Homevoters vs. the growth machine.
David Eby, the BC minister responsible for housing, has been pushing hard for municipalities to allow more housing. With the BC municipal elections coming up in October, the Union of BC Municipalities just published a short position paper which basically says that the housing shortage isn't their fault, and engages in a lot of finger-pointing. (Vaughn Palmer describes it as having an unmistakable "whiff of desperation.")
UBCM says that housing completions have been high in recent years, providing a graph going back to 2000 (not adjusted for population). But Leo Spalteholz points out that if you look further back, you can see a steep drop in new housing starting in the 1970s.
Setting aside today’s fight over housing supply, from a historical point of view this is surprising. Before seeing the data, I would have expected to see a postwar housing boom that faded away. Instead housing supply continued to rise right through the 1970s. What happened next?
William Fischel is an economist who's been studying local government and land use for decades. He has a good paper explaining what happened. The Rise of the Homevoters: How the Growth Machine Was Subverted by OPEC and Earth Day.
Fischel observes that owning a home is a risky investment: it's completely undiversified, and for most homeowners it dominates their net worth, so they can take a huge hit from a single event.
Before the 1970s, most homeowners thought of their home as a secure place to live, not an investment. But that changed as a result of the OPEC crisis and inflation, which caused home prices to rise steeply. To reduce risks to their home values, homeowners basically took over municipal governments, which were previously dominated by real estate and development interests. The takeover by homeowners is what resulted in the clear slowdown in new housing.

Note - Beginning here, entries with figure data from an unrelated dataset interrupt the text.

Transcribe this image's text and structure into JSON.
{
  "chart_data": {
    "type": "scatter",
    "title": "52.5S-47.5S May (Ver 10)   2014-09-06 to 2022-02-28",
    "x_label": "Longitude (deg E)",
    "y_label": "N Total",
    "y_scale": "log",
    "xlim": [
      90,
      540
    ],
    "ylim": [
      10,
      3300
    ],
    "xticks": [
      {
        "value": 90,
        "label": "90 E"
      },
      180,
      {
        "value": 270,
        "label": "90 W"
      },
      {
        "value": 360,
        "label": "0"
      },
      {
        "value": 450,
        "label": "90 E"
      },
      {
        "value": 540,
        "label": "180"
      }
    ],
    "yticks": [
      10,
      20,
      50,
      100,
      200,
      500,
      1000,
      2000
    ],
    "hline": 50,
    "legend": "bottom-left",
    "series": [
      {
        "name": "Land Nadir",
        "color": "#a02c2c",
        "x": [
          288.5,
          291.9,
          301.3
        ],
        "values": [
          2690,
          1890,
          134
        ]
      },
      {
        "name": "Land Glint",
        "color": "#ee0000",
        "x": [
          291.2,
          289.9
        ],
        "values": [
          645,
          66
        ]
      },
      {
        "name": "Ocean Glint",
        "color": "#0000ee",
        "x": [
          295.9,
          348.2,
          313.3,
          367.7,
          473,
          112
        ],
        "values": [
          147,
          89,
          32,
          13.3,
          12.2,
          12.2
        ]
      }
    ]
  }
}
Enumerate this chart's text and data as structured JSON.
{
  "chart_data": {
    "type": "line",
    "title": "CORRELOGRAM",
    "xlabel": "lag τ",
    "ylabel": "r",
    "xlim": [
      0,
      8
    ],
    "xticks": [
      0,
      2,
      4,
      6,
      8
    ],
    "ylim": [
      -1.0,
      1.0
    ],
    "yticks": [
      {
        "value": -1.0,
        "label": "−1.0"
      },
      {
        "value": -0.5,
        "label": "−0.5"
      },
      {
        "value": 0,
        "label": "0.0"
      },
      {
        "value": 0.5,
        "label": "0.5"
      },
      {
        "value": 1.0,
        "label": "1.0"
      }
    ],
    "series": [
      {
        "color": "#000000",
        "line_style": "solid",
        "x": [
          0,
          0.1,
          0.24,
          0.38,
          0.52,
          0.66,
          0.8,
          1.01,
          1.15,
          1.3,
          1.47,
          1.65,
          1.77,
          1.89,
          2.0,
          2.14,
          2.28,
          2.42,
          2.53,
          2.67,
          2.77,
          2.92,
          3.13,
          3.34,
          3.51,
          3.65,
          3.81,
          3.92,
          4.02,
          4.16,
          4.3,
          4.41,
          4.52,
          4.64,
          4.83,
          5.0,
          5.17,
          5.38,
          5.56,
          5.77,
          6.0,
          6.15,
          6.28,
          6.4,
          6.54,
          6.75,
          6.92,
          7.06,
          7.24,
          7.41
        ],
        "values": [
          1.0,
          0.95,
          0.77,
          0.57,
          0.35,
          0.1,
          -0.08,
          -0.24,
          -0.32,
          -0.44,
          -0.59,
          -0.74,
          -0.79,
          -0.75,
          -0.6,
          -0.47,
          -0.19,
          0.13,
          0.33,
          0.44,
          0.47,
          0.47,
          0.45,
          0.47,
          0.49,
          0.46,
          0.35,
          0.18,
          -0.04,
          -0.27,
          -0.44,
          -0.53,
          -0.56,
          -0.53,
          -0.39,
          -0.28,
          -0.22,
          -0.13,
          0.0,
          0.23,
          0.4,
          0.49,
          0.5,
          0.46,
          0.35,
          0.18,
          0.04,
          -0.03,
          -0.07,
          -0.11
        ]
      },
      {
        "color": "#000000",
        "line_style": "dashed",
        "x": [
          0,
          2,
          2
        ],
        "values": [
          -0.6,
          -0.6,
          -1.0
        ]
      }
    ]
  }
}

Residents of suburbs in the larger urban areas of the Northeast and West Coast used existing zoning and new environmental leverage to protect the growth rate of their home values. The regional spread of these regulations has slowed the growth of the economy and perpetuated regional income inequalities.
Nolan Gray describes the current situation:
Many U.S. cities force every development proposal to go through a long and costly discretionary review process. This is often done by making land-use regulations so restrictive that any development must pursue a discretionary action like a rezoning or a special permit. In practice, this submits all proposed development to months of negotiating and public review, in which locals can shout a project down to their preferred size (which is often a vacant lot) or extract large concessions from the developer.
This matches pretty well with the history of municipal politics in Vancouver, and with Vancouver’s current land use restrictions and public hearing process.
For a book-length discussion of the economics of land use, see Fischel’s Zoning Rules! The Economics of Land Use Regulation.